The monitoring foundation enables sophisticated performance management: integrating with third-party APM services (Skylight, Scout, New Relic) for detailed analytics, implementing custom performance dashboards visualizing trends over time, adding database query plan analysis detecting inefficient execution plans, and implementing automatic performance regression detection in CI pipelines.
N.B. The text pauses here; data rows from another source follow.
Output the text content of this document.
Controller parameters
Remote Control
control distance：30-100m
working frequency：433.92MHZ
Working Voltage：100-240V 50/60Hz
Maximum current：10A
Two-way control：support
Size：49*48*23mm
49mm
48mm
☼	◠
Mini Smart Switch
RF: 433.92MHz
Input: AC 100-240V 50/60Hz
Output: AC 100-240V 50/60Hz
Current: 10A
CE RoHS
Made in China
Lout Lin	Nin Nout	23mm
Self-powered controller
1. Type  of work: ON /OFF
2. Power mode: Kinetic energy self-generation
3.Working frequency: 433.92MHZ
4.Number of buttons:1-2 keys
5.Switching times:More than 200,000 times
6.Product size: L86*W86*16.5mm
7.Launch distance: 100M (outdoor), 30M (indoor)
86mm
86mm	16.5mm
Future enhancements might include memory profiling detecting memory leaks, background job performance tracking monitoring Sidekiq job duration, API endpoint latency tracking with percentile calculations, and custom business metric instrumentation measuring feature-specific performance.

By implementing comprehensive performance monitoring infrastructure without expensive third-party dependencies, LetAdmin gains crucial visibility into production performance, enabling rapid identification and resolution of performance problems whilst maintaining complete control over monitoring data and infrastructure costs.